There were still men who sat at my table,
circled around the bowl I offered up.
The bowl was filled with purple grapes
and the flies hovered in for the scent
and even my father came with his white bone.
But I was tired of the gender things.
Last night I had a dream
and I said to it...
'You are the answer.
You will outlive my husband and my father.'
In that dream there was a city made of chains
where Joan was put to death in man's clothes
and the nature of the angels went unexplained,
no two made in the same species,
one with a nose, one with an ear in its hand,
one chewing a star and recording its orbit,
each one like a poem obeying itself,
performing God's functions,
a people apart.
'You are the answer, '
I said, and entered,
lying down on the gates of the city.
Then the chains were fastened around me
and I lost my common gender and my final aspect.
Adam was on the left of me
and Eve was on the right of me,
both thoroughly inconsistent with the world of reason.
We wove our arms together
and rode under the sun.
I was not a woman anymore,
not one thing or the other.
O daughters of Jerusalem,
the king has brought me into his chamber.
I am black and I am beautiful.
I've been opened and undressed.
I have no arms or legs.
I'm all one skin like a fish.
I'm no more a woman
than Christ was a man.
Anne
Sexton
<3
Hello.
Poems, videos and often songs represent a greater purpose than a broken heart,
a new love, or a popular dance. As the poem shown above the author demonstrates
society's expectations and how they go hand and hand with gender roles, in
whatever context.
Sexton dehumanizes herself to become a distorted
version of a female, one without gender. She then continues to
describe what a woman is through a series of symbols, which highlights the
stereotypical roles and restrictions placed on a woman in her society, using
images of everyday objects such as spoons and the post. Males in
this poem have predatory qualities as she does the chores "...they circle
around the bowl I offered up", as they're attracted to her sexuality. Sexton
uses this first stanza to depict her reality and the society she lived in and
her boredom and resentment of it. This however changes in the following stanzas
of the poem.
The images of religion are used in this dream to
create her new identity, without gender. Joan of arc is used as her symbol of
female persecution and injustice. In the poem Sexton highlights that Joan of
Arc, a martyr was put to death in man's clothes. The quote refers male
clothing, suggesting that Joan herself was not considered a woman, because of
her acts, and was stripped of female qualities. Sexton suggests strong women in
history have been classified as almost masculine where in fact she believes
they have no real gender, relating herself to them.
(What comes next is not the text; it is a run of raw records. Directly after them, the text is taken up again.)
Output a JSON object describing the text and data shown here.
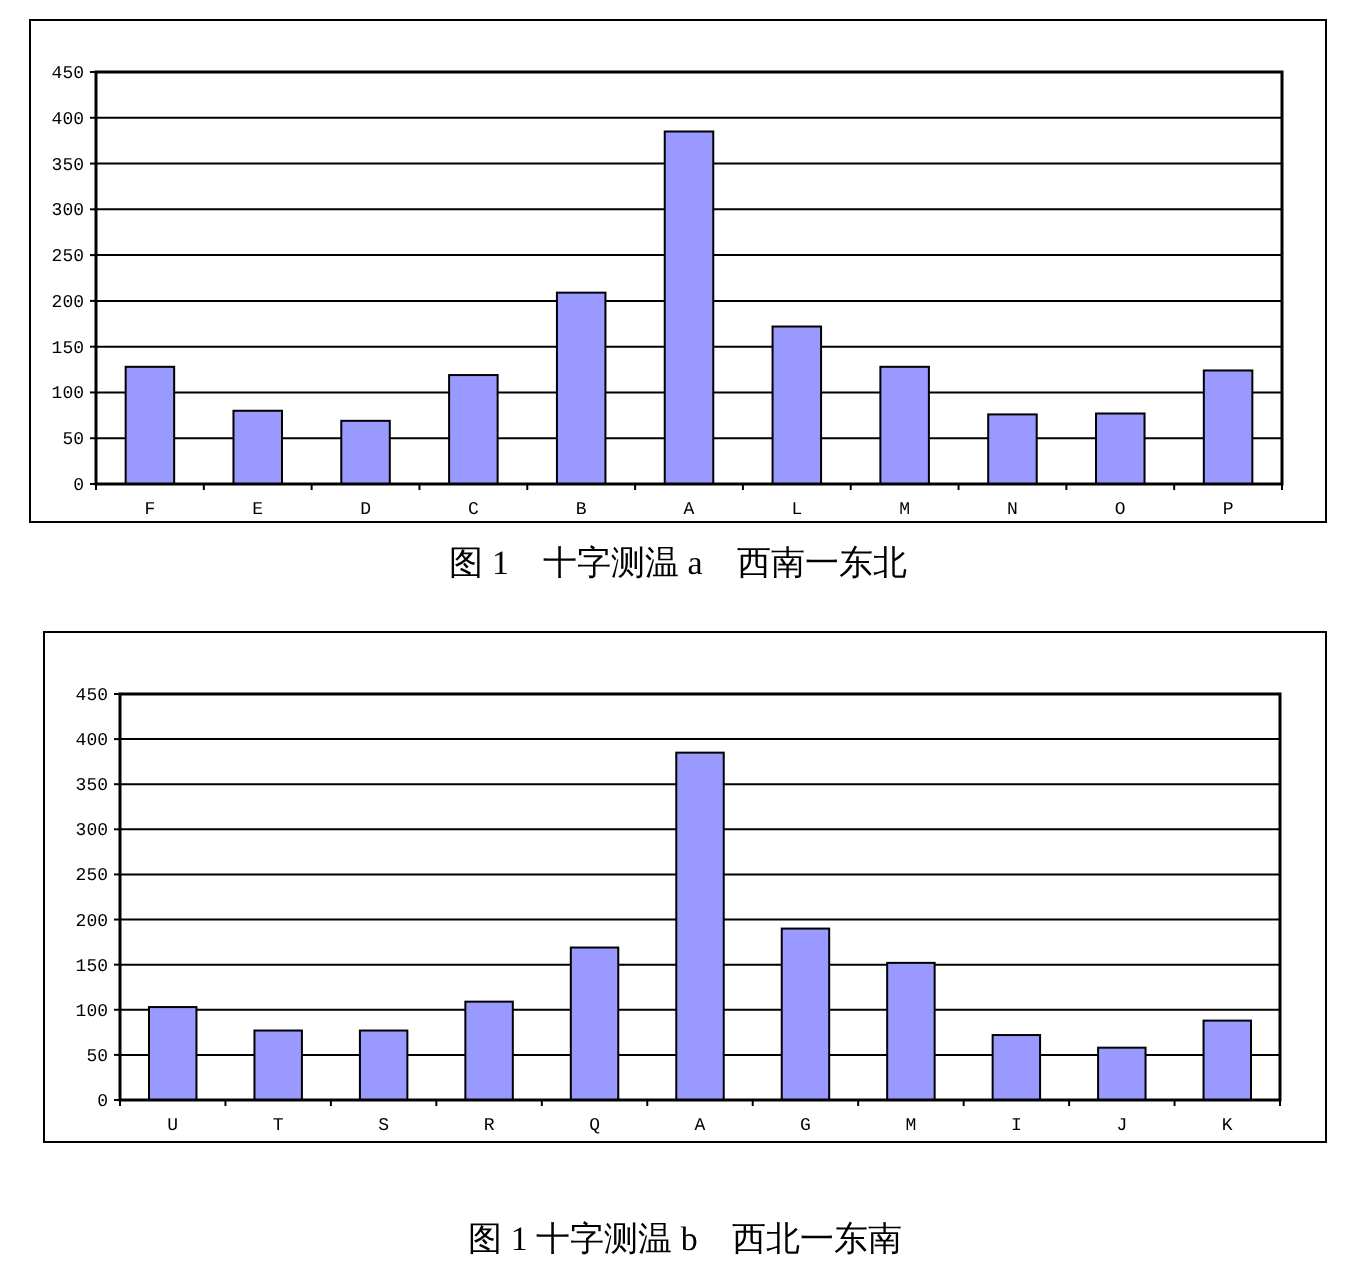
{
  "chart_data": [
    {
      "type": "bar",
      "title": "图 1　十字测温 a　西南一东北",
      "categories": [
        "F",
        "E",
        "D",
        "C",
        "B",
        "A",
        "L",
        "M",
        "N",
        "O",
        "P"
      ],
      "values": [
        128,
        80,
        69,
        119,
        209,
        385,
        172,
        128,
        76,
        77,
        124
      ],
      "color": "#9999ff",
      "ylim": [
        0,
        450
      ],
      "yticks": [
        0,
        50,
        100,
        150,
        200,
        250,
        300,
        350,
        400,
        450
      ],
      "grid": "y"
    },
    {
      "type": "bar",
      "title": "图 1 十字测温 b　西北一东南",
      "categories": [
        "U",
        "T",
        "S",
        "R",
        "Q",
        "A",
        "G",
        "M",
        "I",
        "J",
        "K"
      ],
      "values": [
        103,
        77,
        77,
        109,
        169,
        385,
        190,
        152,
        72,
        58,
        88
      ],
      "color": "#9999ff",
      "ylim": [
        0,
        450
      ],
      "yticks": [
        0,
        50,
        100,
        150,
        200,
        250,
        300,
        350,
        400,
        450
      ],
      "grid": "y"
    }
  ]
}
The metaphor is continued when she mentions how she is
chained between the common genders of Adam and Eve, suggesting that her
identity is neither of them in which she contradicts in the next stanza. As she
uses her sexuality when she is brought into the king's chambers, as women are
usually looked at to only use their seductive ways and aren't usually allowed
to show this side of themselves but are depicted this way.
Although Sexton resumes to her idea in the
first stanza of having no gender, her wish to become something else is evident
in the repetition of solitary and combined symbols emphasized by the use of the
angels in stanza two. The angels are unitary; independent of gender, each being
different and individual.
The author's target audience seemed to be mainly
females as she described how she was tired of being a woman and the men
circling her. Though this may apply to anyone, as society's expectations are
only for those who approve of gender roles and don't see how one may be
exhausted by this demanded behavior. Sexton was proclaiming her right to be
genderless and whether she wished to wield her sexuality or not.
My reaction to is was astoundment, I have
never read a piece of writing highly personal and confessional, since Anne
Sexton was a poet around the 1960's it must have been very controversial
to speak in this manner. Personally, I was proud of the bravery she
had to write a piece like this because of her view as a woman and towards
gender roles. In order to proclaim how she is genderless is something that
invoked the temperament of society because even in modern society not
everyone agrees with these types of views. Sexton induces actual behavior
of most people and why she would want to become a genderless being as she
adduces evidence from biblical pieces and historical references.